Het onderzoek van [N] , dat op pagina 5 van de bestreden beschikking is genoemd, was evenmin gericht op de vraag waar [de minderjarige] zou moeten opgroeien. [N] heeft enkel onderzocht of het contact tussen [de minderjarige] en zijn ouders hersteld kon worden. Dat onderzoek ging dus niet over het woonperspectief van [de minderjarige] maar over een omgangs- of contactregeling, die overigens inmiddels uitgebreid is nadat door [N] aan de GI is bevestigd dat er geen redenen zijn om het contact niet verder op te bouwen.
Uit het onderzoek van de raad blijkt genoegzaam dat het perspectief van [de minderjarige] niet meer thuis ligt.
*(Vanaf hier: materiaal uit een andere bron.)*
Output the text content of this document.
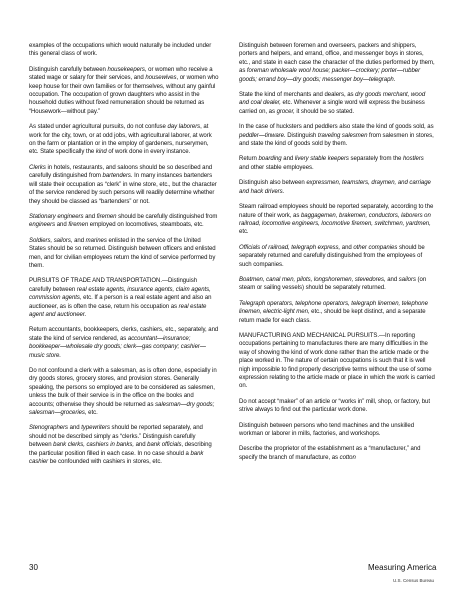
examples of the occupations which would naturally be included under this general class of work.

Distinguish carefully between housekeepers, or women who receive a stated wage or salary for their services, and housewives, or women who keep house for their own families or for themselves, without any gainful occupation. The occupation of grown daughters who assist in the household duties without fixed remuneration should be returned as “Housework—without pay.”

As stated under agricultural pursuits, do not confuse day laborers, at work for the city, town, or at odd jobs, with agricultural laborer, at work on the farm or plantation or in the employ of gardeners, nurserymen, etc. State specifically the kind of work done in every instance.

Clerks in hotels, restaurants, and saloons should be so described and carefully distinguished from bartenders. In many instances bartenders will state their occupation as “clerk” in wine store, etc., but the character of the service rendered by such persons will readily determine whether they should be classed as “bartenders” or not.

Stationary engineers and firemen should be carefully distinguished from engineers and firemen employed on locomotives, steamboats, etc.

Soldiers, sailors, and marines enlisted in the service of the United States should be so returned. Distinguish between officers and enlisted men, and for civilian employees return the kind of service performed by them.

PURSUITS OF TRADE AND TRANSPORTATION.—Distinguish carefully between real estate agents, insurance agents, claim agents, commission agents, etc. If a person is a real estate agent and also an auctioneer, as is often the case, return his occupation as real estate agent and auctioneer.

Return accountants, bookkeepers, clerks, cashiers, etc., separately, and state the kind of service rendered, as accountant—insurance; bookkeeper—wholesale dry goods; clerk—gas company; cashier—music store.

Do not confound a clerk with a salesman, as is often done, especially in dry goods stores, grocery stores, and provision stores. Generally speaking, the persons so employed are to be considered as salesmen, unless the bulk of their service is in the office on the books and accounts; otherwise they should be returned as salesman—dry goods; salesman—groceries, etc.

Stenographers and typewriters should be reported separately, and should not be described simply as “clerks.” Distinguish carefully between bank clerks, cashiers in banks, and bank officials, describing the particular position filled in each case. In no case should a bank cashier be confounded with cashiers in stores, etc.

Distinguish between foremen and overseers, packers and shippers, porters and helpers, and errand, office, and messenger boys in stores, etc., and state in each case the character of the duties performed by them, as foreman wholesale wool house; packer—crockery; porter—rubber goods; errand boy—dry goods; messenger boy—telegraph.

State the kind of merchants and dealers, as dry goods merchant, wood and coal dealer, etc. Whenever a single word will express the business carried on, as grocer, it should be so stated.

In the case of hucksters and peddlers also state the kind of goods sold, as peddler—tinware. Distinguish traveling salesmen from salesmen in stores, and state the kind of goods sold by them.

Return boarding and livery stable keepers separately from the hostlers and other stable employees.

Distinguish also between expressmen, teamsters, draymen, and carriage and hack drivers.

Steam railroad employees should be reported separately, according to the nature of their work, as baggagemen, brakemen, conductors, laborers on railroad, locomotive engineers, locomotive firemen, switchmen, yardmen, etc.

Officials of railroad, telegraph express, and other companies should be separately returned and carefully distinguished from the employees of such companies.

Boatmen, canal men, pilots, longshoremen, stevedores, and sailors (on steam or sailing vessels) should be separately returned.

Telegraph operators, telephone operators, telegraph linemen, telephone linemen, electric-light men, etc., should be kept distinct, and a separate return made for each class.

MANUFACTURING AND MECHANICAL PURSUITS.—In reporting occupations pertaining to manufactures there are many difficulties in the way of showing the kind of work done rather than the article made or the place worked in. The nature of certain occupations is such that it is well nigh impossible to find properly descriptive terms without the use of some expression relating to the article made or place in which the work is carried on.

Do not accept “maker” of an article or “works in” mill, shop, or factory, but strive always to find out the particular work done.

Distinguish between persons who tend machines and the unskilled workman or laborer in mills, factories, and workshops.

Describe the proprietor of the establishment as a “manufacturer,” and specify the branch of manufacture, as cotton

30	Measuring America
U.S. Census Bureau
Het hof begrijpt dat het voor de GI vóór dat onderzoek ook al duidelijk was dat terugkeer naar de ouders niet meer tot de mogelijkheden behoorde maar de GI heeft dat (mogelijk) niet helder genoeg naar de ouders gecommuniceerd. Dat heeft tot verwarring en onrust geleid. Dit kan echter niet tot gevolg hebben dat de ouders weer in beeld komen om de verzorging en opvoeding van [de minderjarige] op termijn weer op zich te nemen.
5.8
Dat de ouders (mogelijk) voldoende vaardigheden hebben om voor [F] en [J] te zorgen, is onvoldoende reden om aan te nemen dat zij ook structureel (meer dan alleen tijdens een omgangsmoment) tegemoet kunnen komen aan dat wat [de minderjarige] van zijn opvoeders nodig heeft. [de minderjarige] heeft een complexe opvoedbehoefte, wat betekent dat hij meer nodig heeft dan een gemiddelde opvoeder kan bieden. Hij heeft een problematische gehechtheidsontwikkeling. Hij vertoont grensoverschrijdend gedrag en hij heeft moeite om betekenisvolle relaties aan te gaan. Hij toont veel boosheid en laat heftig gedrag zien. Hij heeft bijvoorbeeld in het vorige gezinshuis alles in zijn kamer kapot gemaakt en daar op meerdere plekken ontlasting achtergelaten.
[de minderjarige] kan geen moment alleen gelaten worden. Hij heeft 24-uurszorg nodig. Zijn opvoeders zullen aanzienlijk meer dan gemiddelde vaardigheden in huis moeten hebben om hem veilig en stabiel te laten opgroeien. Dat kunnen de ouders, die bovendien hun aandacht al moeten richten op de zorg voor [F] en [J] , niet bieden.
5.9
De onduidelijkheid bij [de minderjarige] over zijn al dan niet terugkeren naar de ouders geeft hem veel onrust, terwijl uit de stukken blijkt dat hij snakt naar zekerheid over zijn opvoedperspectief. Ook de ouders erkennen dat [de minderjarige] lijdt onder de onduidelijkheid. Al met al is de aanvaardbare termijn, waarbinnen hij in onzekerheid mag verkeren over de plek waar hij zal opgroeien, verstreken. De maatregel van gezagsbeëindiging draagt bij aan de duidelijkheid voor [de minderjarige] en de ouders dat terugplaatsing niet meer tot de mogelijkheden behoort en aan de rust die hij nodig heeft, al was het maar omdat de jaarlijkse verlengingen van de maatregelen van ondertoezichtstelling en machtiging uithuisplaatsing dan niet meer nodig zijn.
5.1
Onder deze omstandigheden is het hof met de rechtbank van oordeel dat het gezag van de ouders over [de minderjarige] dient te worden beëindigd. Tegen de benoeming van de GI tot voogd is door de ouders niet gegriefd, zodat ook deze beslissing in stand kan blijven.

6.De slotsom

Op grond van hetgeen hiervoor is overwogen zal het hof de bestreden beschikking, voor zover aan zijn oordeel onderworpen, bekrachtigen.

7.De beslissing

Het hof, beschikkende in hoger beroep:
bekrachtigt de beschikking van de rechtbank Overijssel, zittingsplaats Zwolle, van 24 maart 2017, voor zover die de beëindiging van het gezag van de ouders over [de minderjarige] betreft;
wijst het meer of anders verzochte af.
Deze beschikking is gegeven door mrs. J.D.S.L. Bosch, E.B.E.M. Rikaart-Gerard en F. Kleefmann, bijgestaan door mr. E.L.K. Bijma als griffier, en is op 28 november 2017 uitgesproken in het openbaar in tegenwoordigheid van de griffier.